Bozma nedenleri çoğunlukla; hatır taşıması (bir def-idir), müterafik kusur itirazları, maluliyet raporları, kusur raporları, hesaplama yöntemi, faiz türü, faiz başlangıcı, PSD tenzil edilmemesi, nakdi tazminat tenzil edilmemesi, ödemelerin tenzil edilmemesi, güncelleştirmeden tenzil edilmesi gibi.
5-Tahkim komisyonunda tahkim içi heyet ya da sevk ile alınan raporun düşük olması ya da maluliyet olmaması nedeniyle çelişki ortaya çıkması halinde, mutlaka itiraz edilmesi ya da temyize gidilmesi gerekir. Aksi halde bu kararlar usulden ret değil, esas ret olmaktadır. Derdestlik durumu oluşacağından sonraki başvurularda yeniden bir maluliyet artışı olmazsa (ameliyat vs sonrası) ret kararı olacaktır. Raporlar aleyhe ise çelişki giderilmesi için itirazlar yapılmalıdır. Bu her iki taraf içinde geçerlidir. Fakat, çelişki gerçekten var mı somut dosyaya kesinlikle bakılmalıdır.

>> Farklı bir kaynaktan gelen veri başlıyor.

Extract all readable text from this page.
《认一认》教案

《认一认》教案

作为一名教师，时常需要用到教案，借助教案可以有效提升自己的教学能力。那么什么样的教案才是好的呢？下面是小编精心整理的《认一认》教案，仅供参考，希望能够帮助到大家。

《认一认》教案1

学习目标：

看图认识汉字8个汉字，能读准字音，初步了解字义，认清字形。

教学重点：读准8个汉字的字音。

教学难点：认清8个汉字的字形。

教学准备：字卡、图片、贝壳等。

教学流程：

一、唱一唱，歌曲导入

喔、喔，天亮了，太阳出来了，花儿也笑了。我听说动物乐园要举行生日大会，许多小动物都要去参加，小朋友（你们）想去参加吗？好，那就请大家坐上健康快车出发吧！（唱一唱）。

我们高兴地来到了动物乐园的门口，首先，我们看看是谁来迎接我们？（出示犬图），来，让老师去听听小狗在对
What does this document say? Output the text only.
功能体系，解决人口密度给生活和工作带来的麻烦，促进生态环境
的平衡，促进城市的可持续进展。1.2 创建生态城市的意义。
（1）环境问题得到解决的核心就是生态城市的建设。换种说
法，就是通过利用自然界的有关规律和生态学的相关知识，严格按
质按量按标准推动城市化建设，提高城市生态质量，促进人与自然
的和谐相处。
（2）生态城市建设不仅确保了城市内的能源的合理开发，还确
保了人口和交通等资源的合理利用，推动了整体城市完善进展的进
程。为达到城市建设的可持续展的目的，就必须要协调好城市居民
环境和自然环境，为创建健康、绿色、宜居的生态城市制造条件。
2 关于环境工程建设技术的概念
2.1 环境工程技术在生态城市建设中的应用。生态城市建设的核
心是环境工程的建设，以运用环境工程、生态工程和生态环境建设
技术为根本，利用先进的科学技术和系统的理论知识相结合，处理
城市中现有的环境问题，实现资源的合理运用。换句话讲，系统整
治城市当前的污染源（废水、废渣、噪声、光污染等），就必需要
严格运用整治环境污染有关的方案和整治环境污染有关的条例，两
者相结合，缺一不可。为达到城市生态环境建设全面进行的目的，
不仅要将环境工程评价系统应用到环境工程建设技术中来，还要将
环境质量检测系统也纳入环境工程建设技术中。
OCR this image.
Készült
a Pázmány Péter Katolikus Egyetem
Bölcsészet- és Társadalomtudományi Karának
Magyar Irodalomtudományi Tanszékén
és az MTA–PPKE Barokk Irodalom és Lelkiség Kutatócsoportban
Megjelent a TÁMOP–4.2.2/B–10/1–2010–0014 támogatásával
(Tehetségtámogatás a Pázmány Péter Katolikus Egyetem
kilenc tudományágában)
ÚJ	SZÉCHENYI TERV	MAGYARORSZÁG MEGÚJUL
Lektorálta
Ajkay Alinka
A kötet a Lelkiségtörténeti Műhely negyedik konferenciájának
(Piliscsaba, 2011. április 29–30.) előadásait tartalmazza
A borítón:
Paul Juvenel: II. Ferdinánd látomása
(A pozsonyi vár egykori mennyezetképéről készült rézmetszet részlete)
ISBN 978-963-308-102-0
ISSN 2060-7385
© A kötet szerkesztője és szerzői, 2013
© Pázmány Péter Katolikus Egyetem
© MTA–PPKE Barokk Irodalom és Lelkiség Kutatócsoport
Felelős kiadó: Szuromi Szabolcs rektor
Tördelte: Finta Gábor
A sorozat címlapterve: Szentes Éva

6-Yapılan başvurularda mutlaka gelire ilişkin belgelerin sunulması gerekmektedir. En geç hesaplama yapılacak bilirkişi ücreti ile birlikte sunulması önemlidir. Aksi halde rapora itiraz edilmezse, usuli kazanılmış hak olmaktadır. Emsal meslek araştırması, tahkimde süre kısıtlılığı gibi nedenlerle pek mümkün olmamaktadır. Bu açıdan gerçek geliri ispatlayacı belgelerin dosyada olması önemlidir.
7-Bozma kararları sonrası usuli kazanılmış hak sigorta şirketine lehine olması nedeniyle,itiraz etmeyen davacı bozma sonrası tazminat artmış olsa da talep artırımı ya da ıslahı ile bağlıdır. Bu hususu bilerek raporlara, kararlara itiraz ya da temyiz edilip edilmeyeceği değerlendirilmelidir.
8-Geçici iş görmezlik, geçici bakıcı giderleri Yargıtay kararlarına göre sağlık giderleri teminatı (eski hali ile tedavi giderleri) teminatı kapsamındadır. Sürekli iş görmezlik teminatının tamamı ödenmiş olsa da sağlık giderleri teminatından bu zararlar talep edilebilir. Ayrıca, kaçınılmaz, fatura edilmeyen SGK tarafından karşılanmayan tedavi giderleri de talep edilebilmektedir. Bu tespitlerin maluliyet raporunda tespit edilmesi gerekmektedir. Geçici bakıcı giderlerleri, brüt ücret üzerinden hesaplanmaktadır. Geçici iş görmezlik tazminatında ise SGK ödeme almışsa tenzili konusunda bakılmalıdır.